The Log Files output writes one line per event (NDJSON-style when writing full JSON events).

  • Default behavior is append: file-per-event: false appends to an existing file (and creates it if missing).
  • file-per-event: true writes each event by opening the path for a fresh write (so a constant path will be overwritten repeatedly). Use this only with a unique path (for example, by including ${} expansions in the filename).
  • compress-after: true gzips the previous file when the expanded path changes (and removes the uncompressed file).
  • truncate: true truncates a file the first time it is seen during a run (useful when re-running a job into the same path).

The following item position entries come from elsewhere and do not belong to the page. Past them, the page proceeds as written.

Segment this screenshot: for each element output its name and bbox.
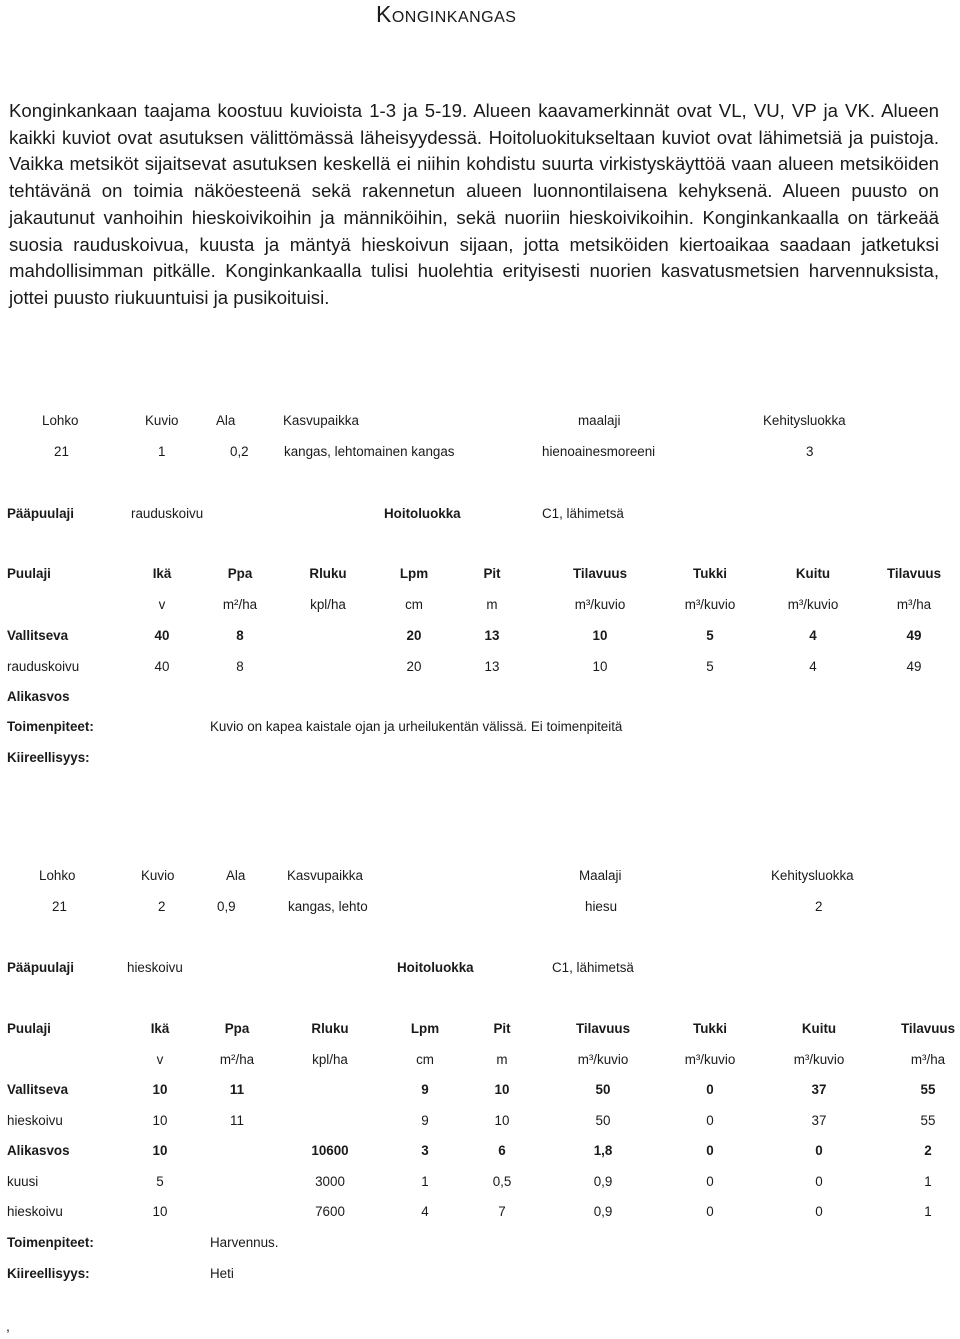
block1-value-maalaji: hienoainesmoreeni [542,444,656,459]
block1-col-header: Tilavuus [572,566,628,581]
block1-value-kehitysluokka: 3 [806,444,814,459]
block1-kiireellisyys-label: Kiireellisyys: [7,750,90,765]
block1-table-cell: 49 [906,659,922,674]
block2-table-cell: 37 [811,1082,827,1097]
block2-table-cell: 10 [152,1113,168,1128]
block1-paapuulaji-label: Pääpuulaji [7,506,74,521]
block2-value-lohko: 21 [52,899,67,914]
block2-table-cell: 0 [706,1204,714,1219]
block2-table-cell: 10600 [311,1143,349,1158]
block2-table-cell: 3000 [315,1174,345,1189]
block2-header-lohko: Lohko [39,868,76,883]
block1-unit: m [486,597,498,612]
block2-unit: kpl/ha [312,1052,348,1067]
block1-value-kasvupaikka: kangas, lehtomainen kangas [284,444,455,459]
block2-table-cell: 1 [924,1204,932,1219]
block2-table-cell: 1 [421,1174,429,1189]
block2-table-cell: 3 [421,1143,429,1158]
block2-table-cell: 0,9 [593,1204,613,1219]
block1-col-header: Pit [483,566,501,581]
block2-value-kehitysluokka: 2 [815,899,823,914]
block2-header-ala: Ala [226,868,246,883]
block1-header-kuvio: Kuvio [145,413,179,428]
block2-header-kasvupaikka: Kasvupaikka [287,868,363,883]
block2-table-cell: Vallitseva [7,1082,69,1097]
block2-table-cell: 7600 [315,1204,345,1219]
block1-table-cell: 20 [406,628,422,643]
block2-table-cell: 10 [152,1204,168,1219]
block2-hoitoluokka-label: Hoitoluokka [397,960,474,975]
block1-header-ala: Ala [216,413,236,428]
block1-unit: m³/kuvio [574,597,626,612]
block2-table-cell: 0 [706,1143,714,1158]
block2-header-maalaji: Maalaji [579,868,622,883]
block1-value-kuvio: 1 [158,444,166,459]
block2-paapuulaji-label: Pääpuulaji [7,960,74,975]
block2-table-cell: 10 [152,1082,168,1097]
block2-unit: m²/ha [219,1052,255,1067]
block1-table-cell: 10 [592,659,608,674]
block2-table-cell: 11 [229,1082,245,1097]
block2-table-cell: 11 [230,1113,244,1128]
block2-table-cell: 9 [421,1113,429,1128]
block2-value-ala: 0,9 [217,899,236,914]
block2-header-kuvio: Kuvio [141,868,175,883]
block1-paapuulaji: rauduskoivu [131,506,204,521]
block2-unit: v [156,1052,164,1067]
block2-value-kasvupaikka: kangas, lehto [288,899,368,914]
block1-table-cell: 49 [906,628,922,643]
block1-header-kehitysluokka: Kehitysluokka [763,413,846,428]
block2-unit: m³/kuvio [793,1052,845,1067]
block1-header-lohko: Lohko [42,413,79,428]
block2-unit: cm [416,1052,434,1067]
block1-table-cell: Alikasvos [7,689,70,704]
block1-value-ala: 0,2 [230,444,249,459]
block1-table-cell: 10 [592,628,608,643]
block2-table-cell: 50 [595,1113,611,1128]
block1-col-header: Tilavuus [886,566,942,581]
block1-table-cell: 40 [154,628,170,643]
block1-table-cell: 13 [484,628,500,643]
block2-col-header: Tilavuus [575,1021,631,1036]
block1-table-cell: 20 [406,659,422,674]
block1-hoitoluokka: C1, lähimetsä [542,506,624,521]
block2-table-cell: 37 [811,1113,827,1128]
block1-hoitoluokka-label: Hoitoluokka [384,506,461,521]
block1-table-cell: 5 [706,659,714,674]
footer-mark: , [6,1318,10,1334]
block2-col-header: Ikä [150,1021,170,1036]
block1-toimenpiteet: Kuvio on kapea kaistale ojan ja urheilukentän välissä. Ei toimenpiteitä [210,719,623,734]
block1-table-cell: 5 [706,628,714,643]
block2-table-cell: 9 [421,1082,429,1097]
block2-table-cell: hieskoivu [7,1204,63,1219]
block2-table-cell: 0 [815,1204,823,1219]
block1-col-header: Puulaji [7,566,51,581]
block1-col-header: Kuitu [795,566,831,581]
block1-unit: v [158,597,166,612]
block2-value-maalaji: hiesu [585,899,618,914]
block1-unit: m³/ha [896,597,932,612]
block2-paapuulaji: hieskoivu [127,960,183,975]
block2-table-cell: 5 [156,1174,164,1189]
intro-text: Konginkankaan taajama koostuu kuvioista 1-3 ja 5-19. Alueen kaavamerkinnät ovat VL, VU, VP ja VK. Alueen kaikki kuviot ovat asutuksen välittömässä läheisyydessä. Hoitoluokitukseltaan kuviot ovat lähimetsiä ja puistoja. Vaikka metsiköt sijaitsevat asutuksen keskellä ei niihin kohdistu suurta virkistyskäyttöä vaan alueen metsiköiden tehtävänä on toimia näköesteenä sekä rakennetun alueen luonnontilaisena kehyksenä. Alueen puusto on jakautunut vanhoihin hieskoivikoihin ja männiköihin, sekä nuoriin hieskoivikoihin. Konginkankaalla on tärkeää suosia rauduskoivua, kuusta ja mäntyä hieskoivun sijaan, jotta metsiköiden kiertoaikaa saadaan jatketuksi mahdollisimman pitkälle. Konginkankaalla tulisi huolehtia erityisesti nuorien kasvatusmetsien harvennuksista, jottei puusto riukuuntuisi ja pusikoituisi. [9,100,939,308]
block2-table-cell: hieskoivu [7,1113,63,1128]
block1-col-header: Tukki [693,566,727,581]
block2-table-cell: 10 [152,1143,168,1158]
block1-table-cell: 13 [484,659,500,674]
block2-table-cell: 4 [421,1204,429,1219]
block2-unit: m [496,1052,508,1067]
block2-table-cell: 0 [815,1143,823,1158]
block2-table-cell: 55 [920,1113,936,1128]
block2-col-header: Kuitu [801,1021,837,1036]
intro-paragraph [9,98,939,312]
block2-toimenpiteet-label: Toimenpiteet: [7,1235,94,1250]
page-title: Konginkangas [376,1,517,27]
block1-col-header: Ppa [227,566,253,581]
block2-col-header: Tilavuus [900,1021,956,1036]
block2-table-cell: 0,5 [492,1174,512,1189]
block1-unit: cm [405,597,423,612]
block1-table-cell: Vallitseva [7,628,69,643]
block2-kiireellisyys-label: Kiireellisyys: [7,1266,90,1281]
block2-col-header: Rluku [311,1021,349,1036]
block2-kiireellisyys: Heti [210,1266,234,1281]
block2-table-cell: 0 [706,1174,714,1189]
block2-table-cell: 6 [498,1143,506,1158]
block2-table-cell: 10 [494,1113,510,1128]
block2-table-cell: 1,8 [593,1143,613,1158]
block2-unit: m³/kuvio [684,1052,736,1067]
block1-unit: m³/kuvio [787,597,839,612]
block2-col-header: Lpm [410,1021,440,1036]
block2-table-cell: 10 [494,1082,510,1097]
block1-toimenpiteet-label: Toimenpiteet: [7,719,94,734]
block2-col-header: Ppa [224,1021,250,1036]
block2-toimenpiteet: Harvennus. [210,1235,279,1250]
block2-col-header: Tukki [693,1021,727,1036]
block2-table-cell: 0,9 [593,1174,613,1189]
block2-table-cell: Alikasvos [7,1143,70,1158]
block2-table-cell: 0 [815,1174,823,1189]
block1-table-cell: 8 [236,628,244,643]
block2-table-cell: kuusi [7,1174,39,1189]
block2-header-kehitysluokka: Kehitysluokka [771,868,854,883]
block2-table-cell: 55 [920,1082,936,1097]
block1-table-cell: 4 [809,628,817,643]
block1-col-header: Rluku [309,566,347,581]
block1-value-lohko: 21 [54,444,69,459]
block1-unit: kpl/ha [310,597,346,612]
block2-hoitoluokka: C1, lähimetsä [552,960,634,975]
block2-table-cell: 0 [706,1113,714,1128]
block2-unit: m³/ha [910,1052,946,1067]
block1-unit: m³/kuvio [684,597,736,612]
block1-header-maalaji: maalaji [578,413,621,428]
block2-unit: m³/kuvio [577,1052,629,1067]
block1-table-cell: 8 [236,659,244,674]
block2-table-cell: 7 [498,1204,506,1219]
block2-table-cell: 2 [924,1143,932,1158]
block2-col-header: Puulaji [7,1021,51,1036]
block2-table-cell: 50 [595,1082,611,1097]
block2-col-header: Pit [493,1021,511,1036]
block2-table-cell: 1 [924,1174,932,1189]
block1-unit: m²/ha [222,597,258,612]
block1-header-kasvupaikka: Kasvupaikka [283,413,359,428]
block1-table-cell: 40 [154,659,170,674]
block1-col-header: Lpm [399,566,429,581]
block1-table-cell: 4 [809,659,817,674]
block1-col-header: Ikä [152,566,172,581]
block1-table-cell: rauduskoivu [7,659,80,674]
block2-table-cell: 0 [706,1082,714,1097]
block2-value-kuvio: 2 [158,899,166,914]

Flushing: as of LyftData 2.0.2, the file output flushes each event write (the flush-at-end field exists in the schema but is not yet honored). For high-throughput exports, prefer a block store output with batching instead of relying on file buffering.

Block store outputs: objects, GUIDs, and “no append”

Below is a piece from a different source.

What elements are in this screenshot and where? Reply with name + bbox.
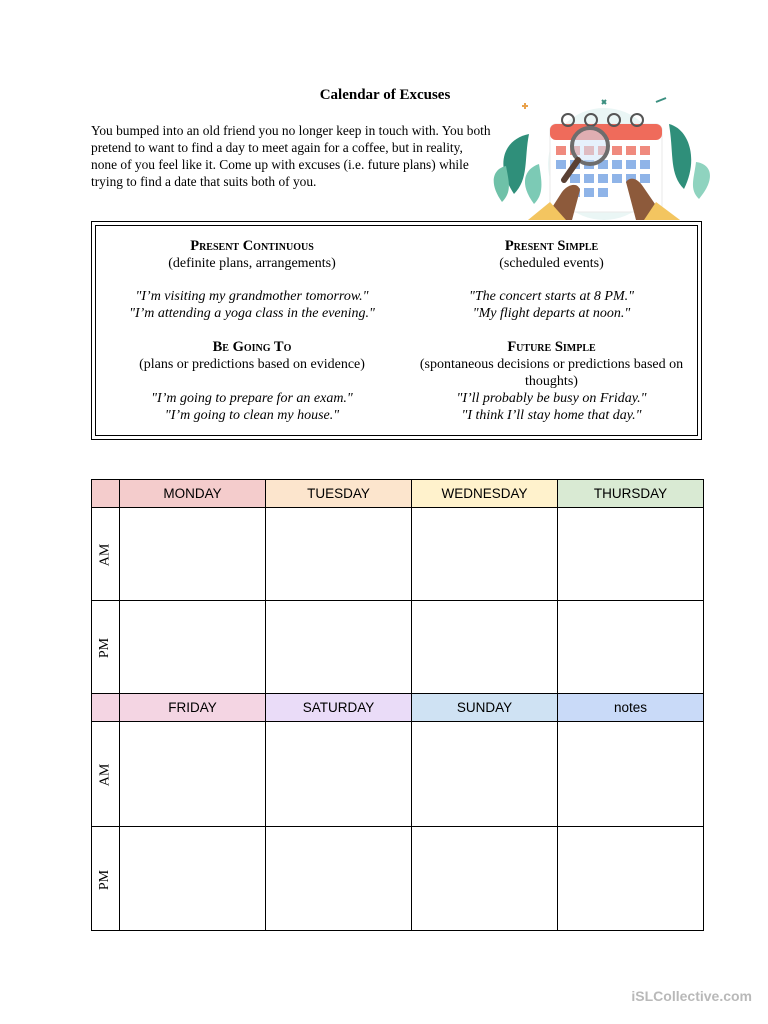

Block store outputs write objects, not log files:

  • There is no append operation for an existing object. Each put writes a complete object body.

  • By default, the outputs append a GUID to avoid collisions. The default guid-prefix is /, so object-name.name: processed/summary.json becomes keys like processed/summary.json/<uuid>.

  • If you want filename-style keys, keep the GUID enabled but set guid-prefix / guid-suffix. For example:

    • object-name: { name: processed/${partition||unknown}/summary }
    • guid-prefix: -
    • guid-suffix: .json.gz

    …yields keys like processed/2026-03-19/summary-<uuid>.json.gz.

  • Set disable-*-name-guid: true only when you intend deterministic overwrites or your name is already unique.

  • Preprocessors like gzip compress bytes but do not rename objects; include .gz in the key yourself.

For large batched uploads, prefer streaming multipart writes when supported:

runtime-options:
prefer-streaming-outputs: true

This reduces peak memory by streaming batched uploads instead of buffering the entire combined batch in memory.

Naming and partitioning with ${} expansions

Many output fields accept ${} expansions evaluated per event (including file paths and object names). Use || to provide defaults:

  • ${partition||unknown}
  • ${host||unassigned}

It is usually clearer to create a single partition field in your actions (and sanitize it), then reference it from outputs.

When batching is enabled on a block store output, expansions are resolved once per batch (using the last event in the batch). Ensure each batch contains only one logical partition (or use ${stat|batch_number} instead of per-event fields).

Example: build a partition prefix and use it in an object-store key:

actions:
- slugify:
input-field: host
output-field: host_slug
- add:
output-fields:
partition: host/${host_slug}
output:
s3:
bucket-name: analytics-prod-archive
object-name:
name: exports/${partition||unknown}/events
guid-prefix: "-"
guid-suffix: ".ndjson"

If you need a simple per-batch uniqueness knob, outputs can also expand ${stat|batch_number} when batching is enabled (for example: events-${stat|batch_number}.ndjson).